BMW says this isn't an Art Car, and we fully agree

The "what is art" debate is as old as cave drawings. Or maybe it's older. That's up for discussion, but BMW says the artiness of this spaghetti-monster i3 is not.

BMW found it necessary to put out a press release explaining that this pasta-decorated i3 is not only not part of its Art Car series, but also that its creator, artist Maurizio Cattelan, no longer makes art. So it definitely can't be called art, excluding it from Art Car consideration. We weren't going to accidentally call it either, though.

The wrapped electric car was created for the Recontres d'Arles photography exhibition in Arles, France. They're calling it a "Spaghetti Car." Uh huh.



Some choice quotes from the release:

"Lest there be any confusion, it must be officially clarified that what Maurizio Cattelan created is not an official BMW Art Car. The artist's design will be destroyed according to Cattelan's wishes sometime after Rencontres d'Arles." We hope that means the wrap gets torn off and burned. There's a perfectly good i3 underneath to salvage.

"Maurizio Cattelan has still officially retired from 'art' since his 2011 retrospective at the Guggenheim Museum, New York, although he only recently created a toilet bowl made of solid gold for the Upper East Side institution." See also: Marcel Duchamp's "Fountain" for more discussion of art/not-art.



It sounds like Cattelan struggles more with the definition of the word "definition" than with "art."
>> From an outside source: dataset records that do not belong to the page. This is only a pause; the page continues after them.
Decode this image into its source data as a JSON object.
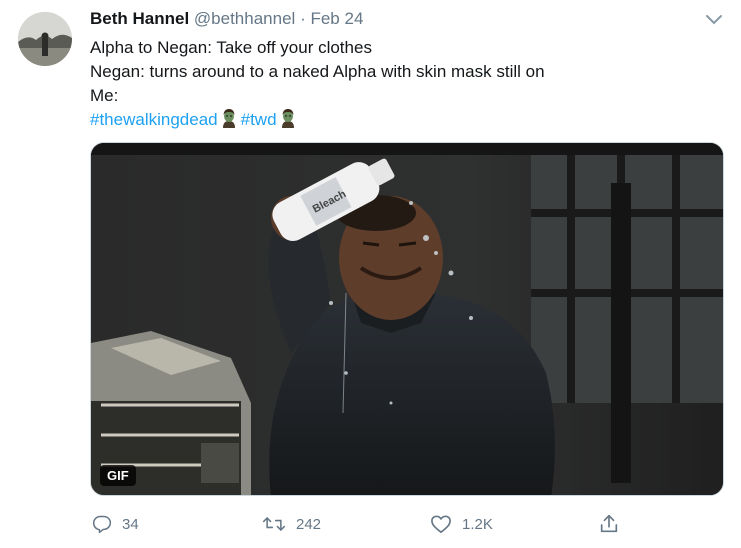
{
  "tweet": {
    "author_name": "Beth Hannel",
    "author_handle": "@bethhannel",
    "separator": "·",
    "date": "Feb 24",
    "lines": [
      "Alpha to Negan: Take off your clothes",
      "Negan: turns around to a naked Alpha with skin mask still on",
      "Me:"
    ],
    "hashtags": [
      "#thewalkingdead",
      "#twd"
    ]
  },
  "media": {
    "badge": "GIF",
    "bottle_text": "Bleach"
  },
  "actions": {
    "reply_count": "34",
    "retweet_count": "242",
    "like_count": "1.2K"
  },
  "colors": {
    "accent": "#1da1f2",
    "muted": "#657786"
  }
}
Is the irony that there is art in calling something not art? This might just be too meta for us to get. Anyway, about the only useful part of the release is a reminder that the next Art Car will be based on an M6 GT3 and is due in late 2016 or early 2017. It's currently being worked on by two people who presently consider themselves artists, John Baldessari and Cao Fei. We trust it won't be covered in food.